2. A map stores the list of cluster members. 

  • The map is to be updated as servers join or leave the cluster.
  • Periodically we need to iterate over the map and send out our copy of the membership list to others.
    • The receiving server will merge the received list with it own list.
    • If the receiving servers list is more up to date, then it sends a response to and the original sender has to merge.
    • timestamps are used to determine who is more recent
This the case of multiple goroutines reading and writing a data structure concurrently. 

Example 1: Channels 

The peer struct shown in the code below defines a channel InMessagesChan for incoming messages and a channel OurMessgesChan for outgoing messages.



The receiveMessages goroutine method has for loop with following code. It reads a message from a Grpc stream and sends it to the InMessagesChannel.



The processMessageLoop goroutine method in peer.go has a loop that takes messages from the InMessagesChannel and processes them.  When a response is needed, it processes the message and writes the response that needs to go out to the OutMessagesChannel. The image below is shortened version of the real code.



Lastly the sendLoop goroutine method has a for loop that takes messages from the outMessageChannel and writes them to the outbound Grpc stream.



As you can see, very simple. 3 goroutines working concurrently by exchange data over channels. No locking, no synchronization an fewer problems.

In my opinion, channels is one of the best features of Go.

Example 2 : Shared memory


I have this struct cluster which has the list of peers in the cluster



We need to add /update / remove entries from the map in a thread safe manner. The code below uses the mutex to synchronize access to the map. These methods are either called from both peer.go and cluster.go.



The code below shows a loop from the ClusterInfoGossip method that uses the same mutex to synchronize the map while iterating over it. Typically the calls from add, remove and gossip happen from different goroutines. If you do not synchronize, you will have memory visibility problems. Note that since peer is updated, we need to synchronize access to the peer as well.

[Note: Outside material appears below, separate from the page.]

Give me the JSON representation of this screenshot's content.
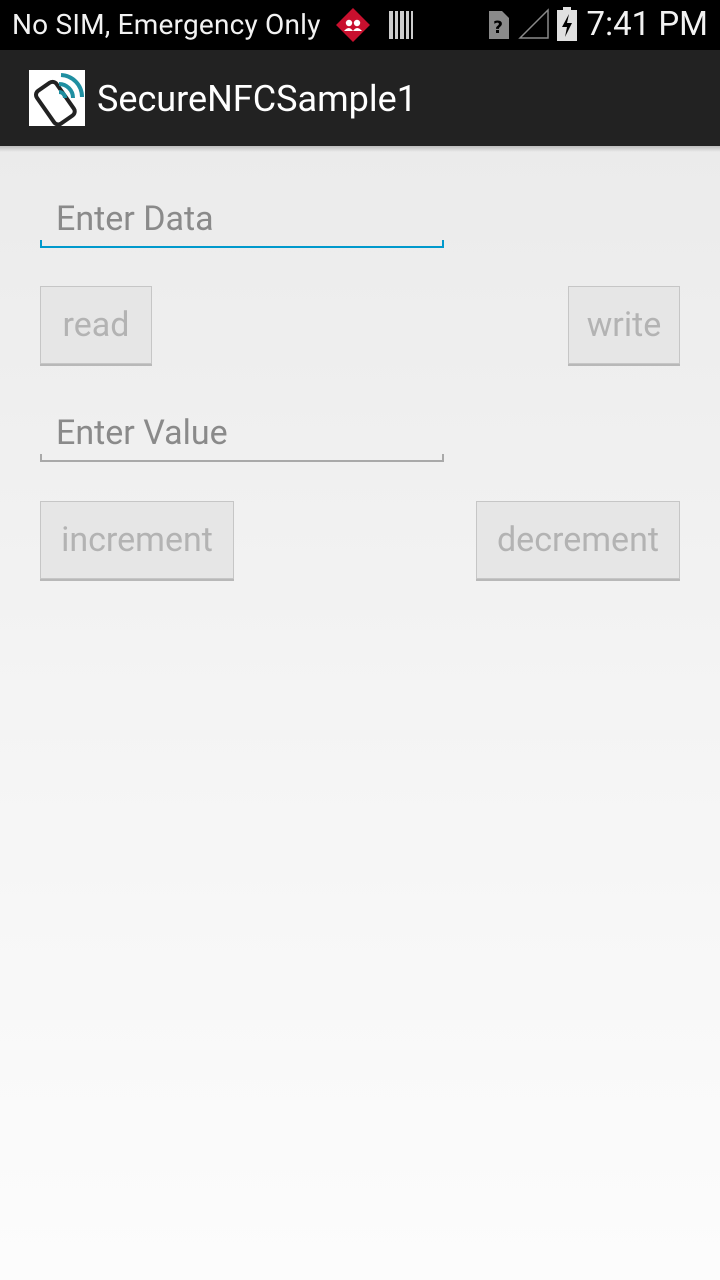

You might be wondering, why can I not just do this using channels when it is safer and cleaner ? What you would do is to write a function with like an event loop.  The function can accept commands on a channel and read , update or iterate over the map based on the command. The code would look something like below



Which approach you take is sometimes a personal choice. For the message processing, I preferred channels. But for CRUD on a map, I preferred shared memory.

Conclusion

In conclusion, what I have shown you here is a non trivial concurrency example in Go. Go makes it quite easy to write concurrent programs. The recommended way to share data between goroutines is by channels. By using channels, you can avoid race conditions and memory visibility issues. But the traditional approach of shared memory with synchronization is also supported.